When working with ANSYS Workbench in India, it is essential to learn about element distortion, which refers to the excessive stretching, compression, or distortion of elements. Artem Academy is an excellent resource for learning ANSYS Workbench in India. It is important to evaluate element quality metrics such as aspect ratio, skewness, or Jacobian to ensure accurate results. By checking for element distortion and making necessary adjustments to the mesh, reliable and precise outcomes can be obtained.

9. Ignoring model validation: It’s important to validate the FEA model against experimental data or known analytical solutions whenever possible. Neglecting model validation can result in a lack of confidence in the simulation results. Comparing the FEA results with experimental or analytical data helps identify and rectify any discrepancies or errors.

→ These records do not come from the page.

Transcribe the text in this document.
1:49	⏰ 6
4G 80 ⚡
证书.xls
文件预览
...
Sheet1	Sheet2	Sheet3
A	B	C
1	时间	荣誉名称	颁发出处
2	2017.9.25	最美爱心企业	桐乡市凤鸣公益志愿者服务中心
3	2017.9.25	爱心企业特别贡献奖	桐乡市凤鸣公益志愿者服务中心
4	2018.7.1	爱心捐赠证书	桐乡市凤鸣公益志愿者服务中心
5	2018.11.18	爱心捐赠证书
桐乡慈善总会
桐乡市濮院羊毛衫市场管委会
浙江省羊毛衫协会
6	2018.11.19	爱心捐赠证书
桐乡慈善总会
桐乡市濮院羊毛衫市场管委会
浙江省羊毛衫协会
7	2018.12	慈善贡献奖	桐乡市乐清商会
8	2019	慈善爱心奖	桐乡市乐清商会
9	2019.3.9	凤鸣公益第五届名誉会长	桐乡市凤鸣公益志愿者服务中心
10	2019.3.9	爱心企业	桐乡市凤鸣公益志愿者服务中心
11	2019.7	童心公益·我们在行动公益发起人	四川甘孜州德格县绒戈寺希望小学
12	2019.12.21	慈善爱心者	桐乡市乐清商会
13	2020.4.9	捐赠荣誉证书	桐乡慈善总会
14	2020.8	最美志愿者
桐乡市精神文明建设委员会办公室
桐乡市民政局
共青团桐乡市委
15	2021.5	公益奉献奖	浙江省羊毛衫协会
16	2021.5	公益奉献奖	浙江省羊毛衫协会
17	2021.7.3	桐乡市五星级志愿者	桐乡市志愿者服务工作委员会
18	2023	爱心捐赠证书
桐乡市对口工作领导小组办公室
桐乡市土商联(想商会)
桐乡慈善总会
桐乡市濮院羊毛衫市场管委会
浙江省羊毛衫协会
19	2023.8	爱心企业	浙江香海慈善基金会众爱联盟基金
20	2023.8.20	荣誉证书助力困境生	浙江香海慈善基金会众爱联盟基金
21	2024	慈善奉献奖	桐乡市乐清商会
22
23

10. Improper Interpretation of Results: Incorrect interpretation or overreliance on FEA results without considering limitations or assumptions can lead to incorrect design decisions. It is crucial to critically analyze and interpret the results while considering the underlying assumptions and limitations of the FEA model.

Remember, FEA is a complex and iterative process, and attention to detail is crucial. To mitigate these mistakes, it is important to have a thorough understanding of the underlying theory and assumptions of FEA, pay attention to model setup and boundary conditions, verify results against experimental data or analytical solutions when available, and constantly validate and refine the FEA models based on real-world observations and feedback. Collaboration with experienced FEA analysts and seeking peer review can also help in identifying and rectifying potential mistakes. Also, by being mindful of these common mistakes and following best practices, engineers can improve the accuracy and reliability of their FEA simulations.